Harboro’s face darkened. “I was the favorite lover,” he said.
“You won’t understand,” she said despairingly. And then as he arose and turned toward the door again she went to him abjectly, appealingly. “Harboro!” she cried, “I know I haven’t explained it right, but I want you to believe me! It is you I love, really; it is you I am grateful to and proud of. You’re everything to me that you’ve thought of being. I couldn’t live without you!” She sank to her knees and covered her eyes with one hand while with the other she reached out to him: “Harboro!” Her face was wet with tears, now; her body was shaken with sobs.
He looked down at her for an instant, his brows furrowed, his eyes filled with horror. He drew farther away, so that she could not touch him. “Great God!” he cried at last, and then she knew that he had gone, closing the door sharply after him.
She did not try to call him back. Some stoic quality in her stayed her. It would be useless to call him; it would only tear her own wounds wider open, it would distress him without moving him otherwise. It would alarm old Antonia.
If he willed to come back, he would come of his own accord. If he could reconcile the things she had done with any hope of future happiness he would come back to her again.
But she scarcely hoped for his return. She had always had a vague comprehension of those pragmatic qualities in his nature which placed him miles above her, or beneath her, or beyond her. She had drunk of the cup which had been offered her, and she must not rebel because a bitter sediment lay on her lips. She had always faintly realized that the hours she spent with Runyon might some day have to be paid for in loneliness and despair.
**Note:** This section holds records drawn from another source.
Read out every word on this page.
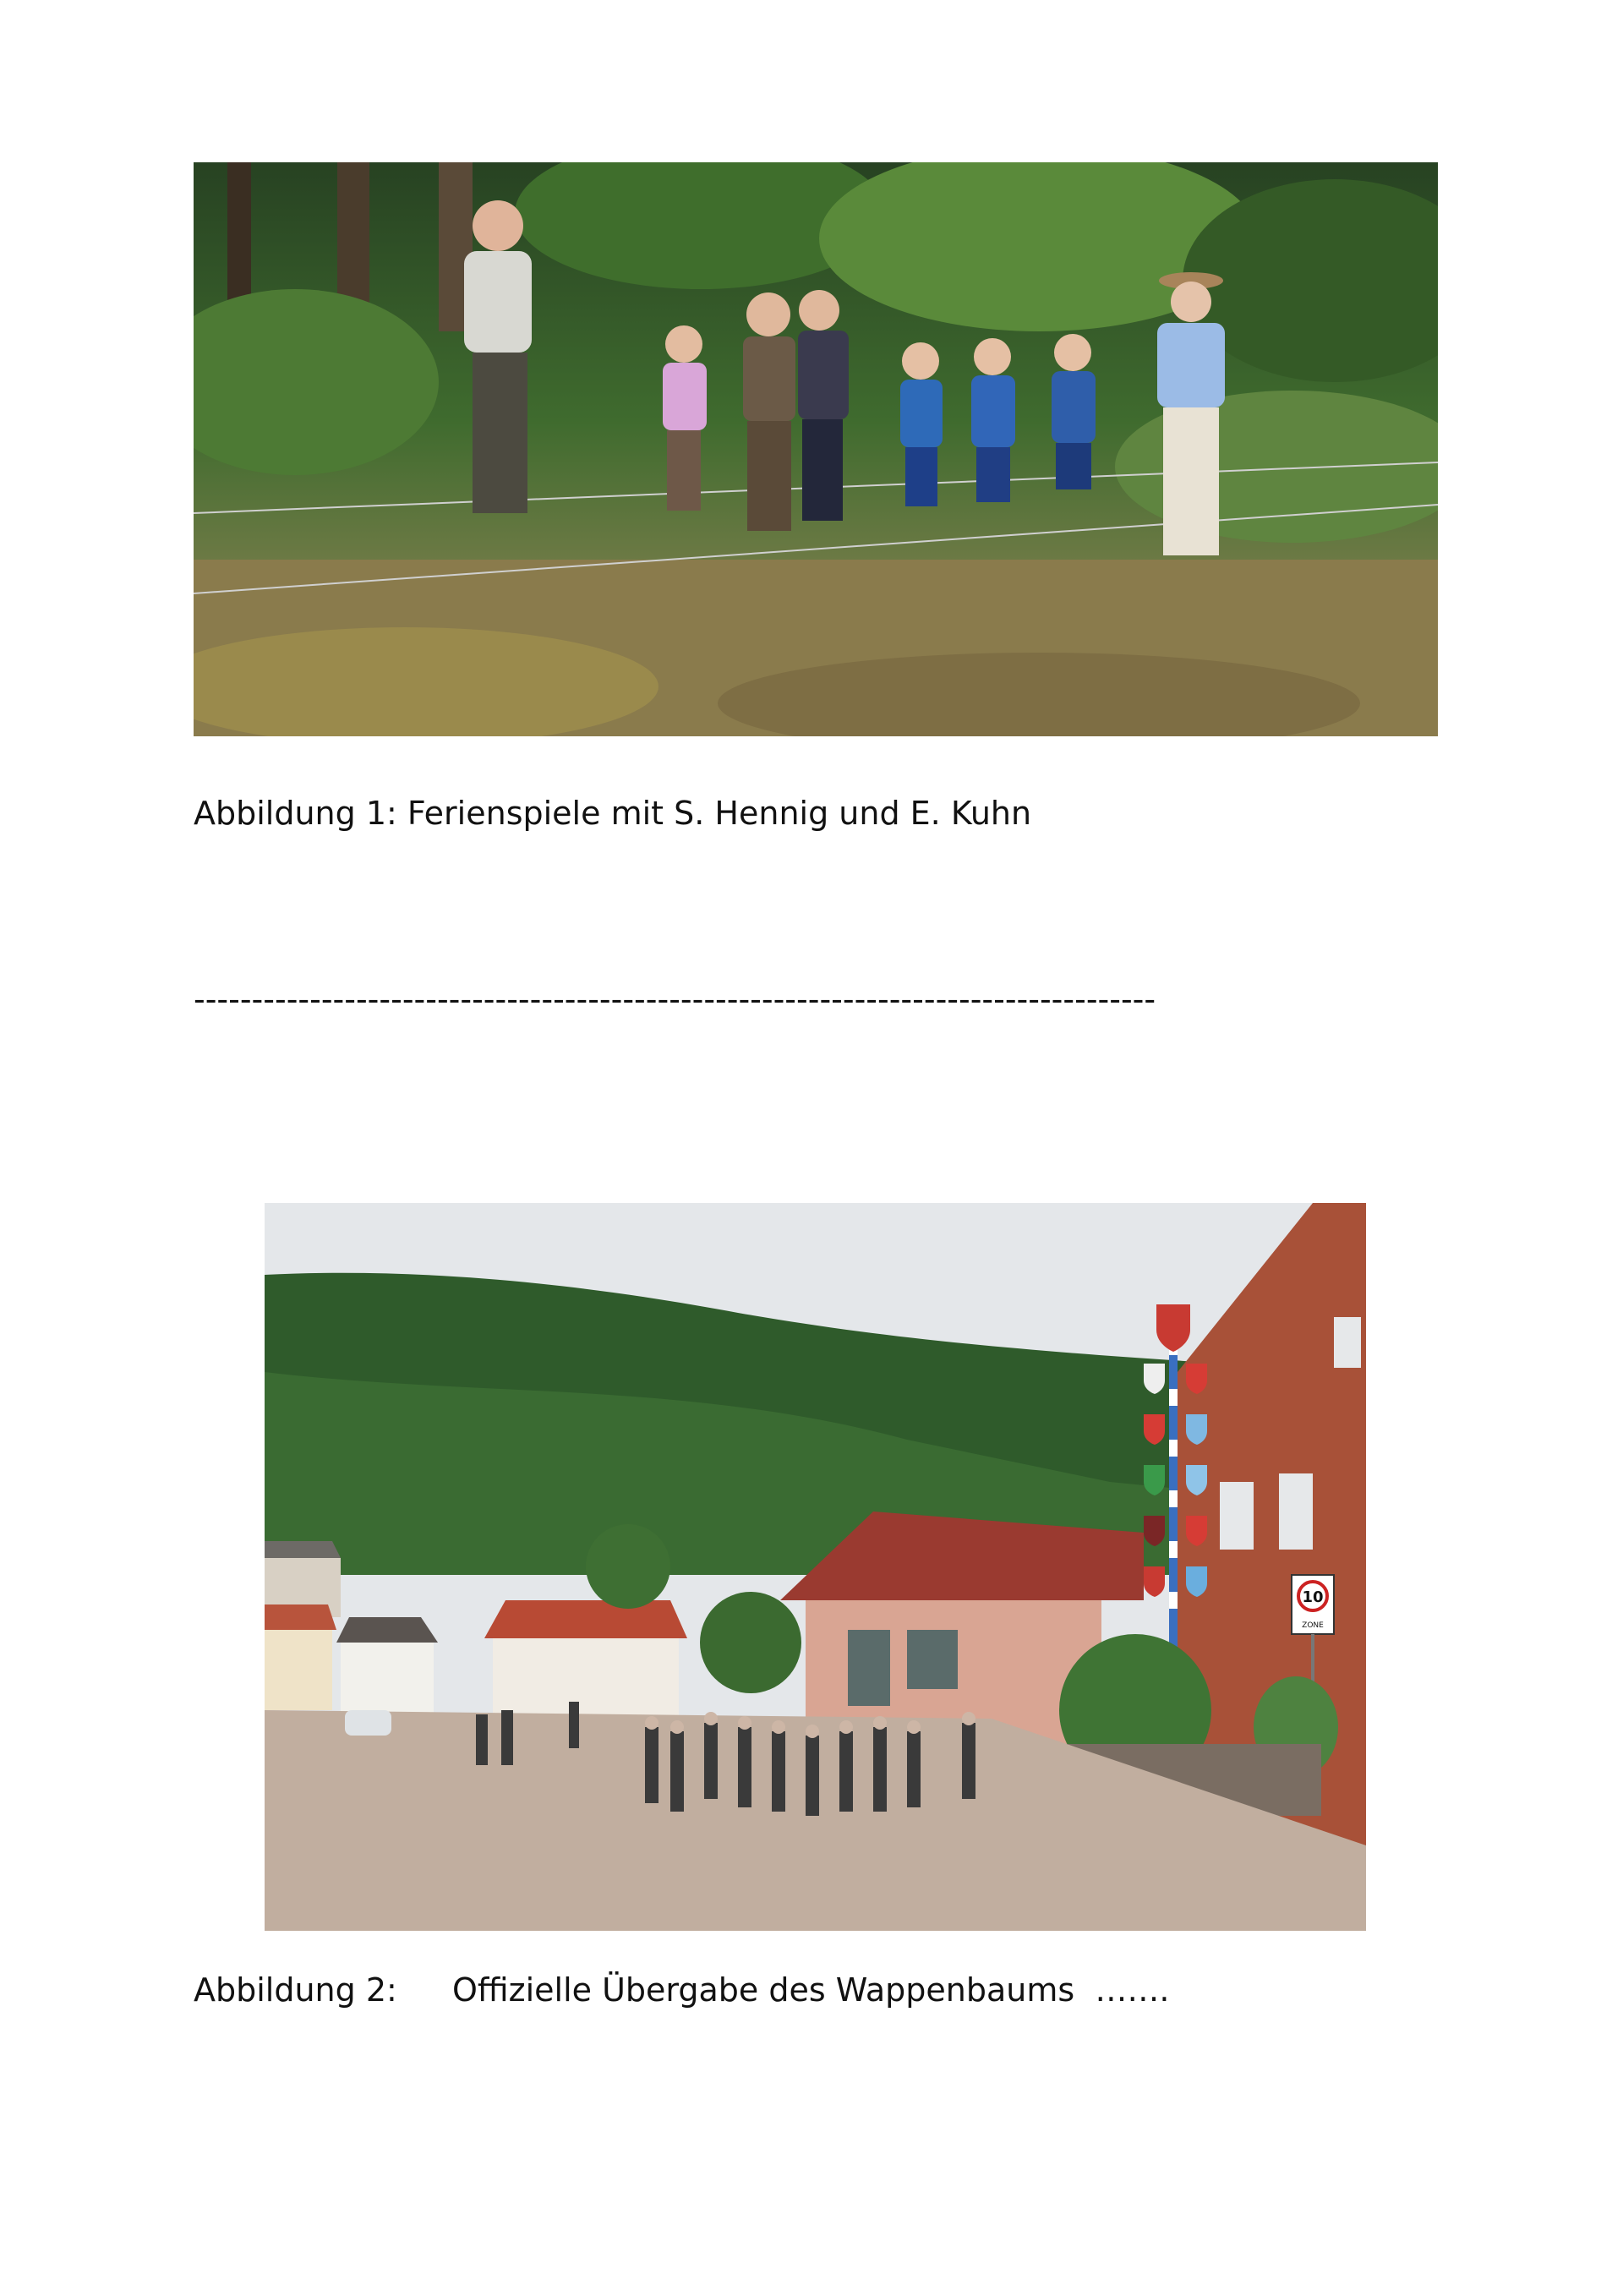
Abbildung 1: Ferienspiele mit S. Hennig und E. Kuhn
-----------------------------------------------------------------------------------
10
ZONE
Abbildung 2: Offizielle Übergabe des Wappenbaums  …….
Yet now that Harboro was gone she stood at the closed door and stared at it as if it could never open again save to permit her to pass out upon ways of darkness. She leaned against it and laid her face against her arm and wept softly. And then she turned away and knelt by the chair he had occupied and hid her face in her hands.
She knew he would no longer be visible when she went to the window. She had spared herself the sight of him on his way out of her life. But now she took her place and began, with subconscious hope, the long vigil she was to keep. She stared out on the road over which he had passed. If he came back he would be visible from this place by the window.
Hours passed and her face became blank, as the desert became blank. The light seemed to die everywhere. The little home beacons abroad in the desert were blotted out one by one. Eagle Pass became a ghostly group of houses from which the last vestiges of life vanished. She became stiff and inert as she sat in her place with her eyes held dully on the road. Once she dozed lightly, to awaken with an intensified sense of tragedy. Had Harboro returned during that brief interval of unconsciousness? She knew he had not. But until the dawn came she sat by her place, steadfastly waiting.